Example in Pandas (equivalent using apply() and set()):

result = df.groupby('user_id')['event_type'].apply(lambda x: set(x)).reset_index()

This group by user_id and returns the unique event_type values assets.

collect_set and array_sort together usage

DataFrame Creation:

df2 = spark.createDataFrame([(2,), (5,), (5,)], ('age',))
This creates a Spark DataFrame df2 with one column named "age" and three rows: (2,), (5,), (5,). So, df2 looks like:

+---+
|age|
+---+
|  2|
|  5|
|  5|
+---+
Aggregation using collect_set and array_sort:

df2.agg(array_sort(collect_set('age')).alias('c')).collect()

collect_set('age'): This function collects all the distinct values of the "age" column into a set, removing duplicates. In this case, the distinct values are [2, 5].

array_sort: After the set is collected, the array_sort function sorts these distinct values in ascending order. So, the result would be [2, 5].

alias('c'): The result of the aggregation is renamed to "c".

.collect(): This returns the final result as a list of rows. Since we applied an aggregation (agg), the result will be a single row.

Final Output: The final result of the collect operation is:
[Row(c=[2, 5])]

#Explanation
#You are creating a DataFrame df2 with one column "age".
#You are collecting the distinct values of the "age" column, sorting them, #and returning the result as a list in a single row.
#Since the values are [2, 5], the sorted distinct list will be [2, 5]

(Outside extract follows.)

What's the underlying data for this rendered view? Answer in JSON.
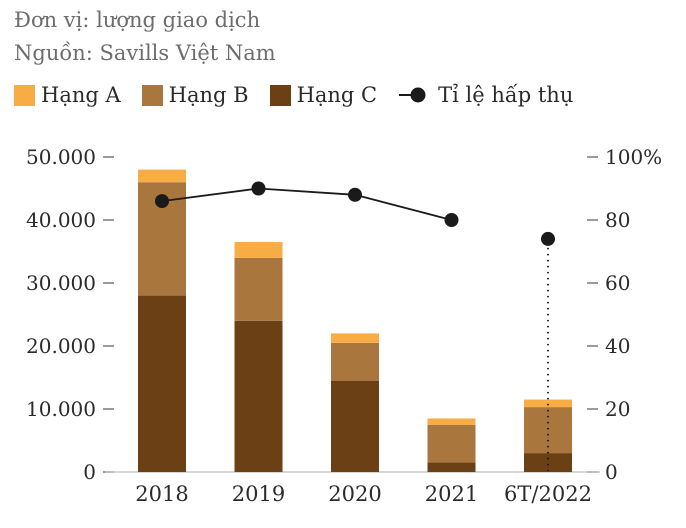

#For descending order use reverse() function
df2.agg(reverse(array_sort(collect_set('age'))).alias('c')).collect()

Output
[Row(c=[5, 2])]

Key Differences:

  • DISTINCT:
    • Operates on individual columns or rows.
    • Returns a flat list of unique values.
    • It removes duplicates from the entire result set.
  • COLLECT_SET:
    • Operates within groups of data.
    • Returns a set (or array) of unique values for each group.
    • Typically used together with GROUP BY to gather unique elements per group.

In summary:

  • Use DISTINCT when you want unique values across an entire result set.
  • Use COLLECT_SET when you want unique values within groups of data.